Because this program is basically a four year program condensed into two years, we don't see him very much. And, that's OK, we knew that it would be this way going in, it just gets lonely sometimes. And with that being said, I ran away home...to my mommy and daddy, and YES, I DO still call them that. I will most likely still call them that as I wipe their butts and humor their dementia riddled tales of yore in the years to come.
I have been in my old room at the top of the stairs in the Lemon Drop House for almost three months now. I have shared laughter and tears with my family...but now it is time for me to go. Back to life...back to reality. In my brief time on this Earth I have learned some hard but valuable lessons, one of them being that, just like it was written a long, long time ago: for every thing there is a season. And while I am sad that this very special season with my parents is drawing to a close, I am looking forward to what the future will hold. Until then, I will give you the short list of what has happened in the last three months.

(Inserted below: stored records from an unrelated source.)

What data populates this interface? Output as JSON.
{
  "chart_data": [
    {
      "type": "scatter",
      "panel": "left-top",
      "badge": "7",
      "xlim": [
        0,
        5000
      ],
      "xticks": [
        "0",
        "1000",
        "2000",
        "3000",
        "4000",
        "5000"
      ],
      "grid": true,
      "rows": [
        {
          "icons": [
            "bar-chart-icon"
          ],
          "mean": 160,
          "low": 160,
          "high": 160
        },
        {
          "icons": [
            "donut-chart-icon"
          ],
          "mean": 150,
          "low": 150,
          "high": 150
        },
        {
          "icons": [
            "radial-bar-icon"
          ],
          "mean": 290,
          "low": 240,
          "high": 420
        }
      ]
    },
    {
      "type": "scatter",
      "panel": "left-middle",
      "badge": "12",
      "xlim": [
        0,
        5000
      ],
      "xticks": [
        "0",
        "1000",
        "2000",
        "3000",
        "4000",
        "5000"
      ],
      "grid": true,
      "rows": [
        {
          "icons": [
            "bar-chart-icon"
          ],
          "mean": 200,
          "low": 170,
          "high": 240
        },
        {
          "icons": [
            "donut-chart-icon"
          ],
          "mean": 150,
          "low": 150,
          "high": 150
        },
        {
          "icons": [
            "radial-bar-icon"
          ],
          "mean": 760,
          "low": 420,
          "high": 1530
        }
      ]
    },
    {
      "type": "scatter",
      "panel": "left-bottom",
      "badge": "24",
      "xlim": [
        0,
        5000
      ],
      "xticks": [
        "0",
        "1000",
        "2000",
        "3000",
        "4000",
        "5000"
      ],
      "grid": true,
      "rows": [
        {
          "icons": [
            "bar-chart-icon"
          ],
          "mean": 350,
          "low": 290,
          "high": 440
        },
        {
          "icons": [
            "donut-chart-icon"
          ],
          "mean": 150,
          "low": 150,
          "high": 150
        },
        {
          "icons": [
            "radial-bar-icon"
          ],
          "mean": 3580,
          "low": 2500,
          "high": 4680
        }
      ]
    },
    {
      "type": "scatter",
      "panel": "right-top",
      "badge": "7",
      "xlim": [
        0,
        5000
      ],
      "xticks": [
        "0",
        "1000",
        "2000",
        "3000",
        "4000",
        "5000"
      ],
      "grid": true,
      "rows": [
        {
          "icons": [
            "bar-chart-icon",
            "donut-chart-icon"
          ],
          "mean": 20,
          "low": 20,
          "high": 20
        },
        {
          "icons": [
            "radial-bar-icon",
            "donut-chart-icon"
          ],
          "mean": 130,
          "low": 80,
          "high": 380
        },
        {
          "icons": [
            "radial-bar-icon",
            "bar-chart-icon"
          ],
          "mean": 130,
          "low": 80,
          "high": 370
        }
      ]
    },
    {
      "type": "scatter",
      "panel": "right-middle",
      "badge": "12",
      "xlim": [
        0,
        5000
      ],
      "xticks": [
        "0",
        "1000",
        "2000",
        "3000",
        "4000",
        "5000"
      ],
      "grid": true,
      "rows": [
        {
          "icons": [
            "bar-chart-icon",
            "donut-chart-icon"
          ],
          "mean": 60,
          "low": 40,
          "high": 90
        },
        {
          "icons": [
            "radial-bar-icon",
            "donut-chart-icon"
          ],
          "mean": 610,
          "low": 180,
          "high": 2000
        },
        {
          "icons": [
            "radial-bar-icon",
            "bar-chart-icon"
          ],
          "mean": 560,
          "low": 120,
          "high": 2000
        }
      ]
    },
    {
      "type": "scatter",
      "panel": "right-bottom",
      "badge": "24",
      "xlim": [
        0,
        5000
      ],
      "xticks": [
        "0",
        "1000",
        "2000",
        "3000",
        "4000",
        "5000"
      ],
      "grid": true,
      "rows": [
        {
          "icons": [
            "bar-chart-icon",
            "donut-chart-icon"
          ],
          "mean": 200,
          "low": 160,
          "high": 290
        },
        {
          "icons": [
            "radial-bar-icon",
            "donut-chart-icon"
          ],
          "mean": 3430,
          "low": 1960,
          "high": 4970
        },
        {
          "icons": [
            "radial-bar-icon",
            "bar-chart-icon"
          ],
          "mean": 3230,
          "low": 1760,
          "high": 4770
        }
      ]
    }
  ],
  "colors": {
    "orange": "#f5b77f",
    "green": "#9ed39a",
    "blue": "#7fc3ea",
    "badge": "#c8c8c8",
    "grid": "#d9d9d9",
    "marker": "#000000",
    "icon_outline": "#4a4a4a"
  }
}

I got two flat tires, both of which had roofing nails in them. And while this may at first appear to be a bad thing, it afforded me some one on one time with Ellie on a very large playground while we waited for them to be repaired. And it was there that she dutifully taught me that not only can angels be made of snow, but they also come in the SAND variety!
I dropped my iPhone in the toilet. And, NO, surprisingly I had NOT been drinking! Lesson learned: Find more appropriate means of entertainment whilst in the loo.
I turned 30! I arose, looked at myself in the mirror, felt the same and went on about my business without much hullabaloo or fanfare. I DID however visit the Indianapolis Museum f Art and consume an alarming amount of carbs, both of which are my favorite things to do on MY day.
I watched Lilacs, poppies, peony's, and irises bloom with baited breath and a great deal of excitement. After such a long and laborious winter, I can't recall a spring I have enjoyed more.
I planted things in the Earth. I felt the dirt in between my fingers and underneath my fingernails. I remembered the satisfaction I derive in the cultivation of living things.
I watched six baby chicks grow into almost adults and in doing so, I watched Ellie draw from wells of compassion and maternal instinct that I did not know she possessed. It warmed my heart and soul to know that not one downy feather on their little bodies was harmed while under her care.
MY BABY TURNED ONE. Has it already been a year, Dear Readers? How is it that life passes me by with such speed? She has six teeth, can call cats and dogs, and sign many more things and possesses a spirit tantamount to that of Mount Vesuvius. Lion was an appropriate name for her because she is a fierce and all together wondrous being.
I talked to God on a golf course and was moved to tears on more than one occasion at the beauty of this life.
I lost the last of the baby weight, fit into pants long forgotten about and found myself once again, not in the skinny jeans, and not in the job, but in those quiet moments I stole away for myself.
Now as I pack our things and prepare for our journey back east, I can feel a sob threaten to rise in my throat and break through my granite facade. It hurts sometimes, this life. I wish I could have it all: My husband, my parents, a white pickett fence, and a happy family free from trials. But I know better. Experience has taught me that, much like diamonds, our characters are forged through great trials and sometimes great pain. I will miss this place, but I also anticipate the resuming of my life. MY. LIFE.
I will leave this place once again changed from the form in which I arrived, but then again, that's the point isn't it?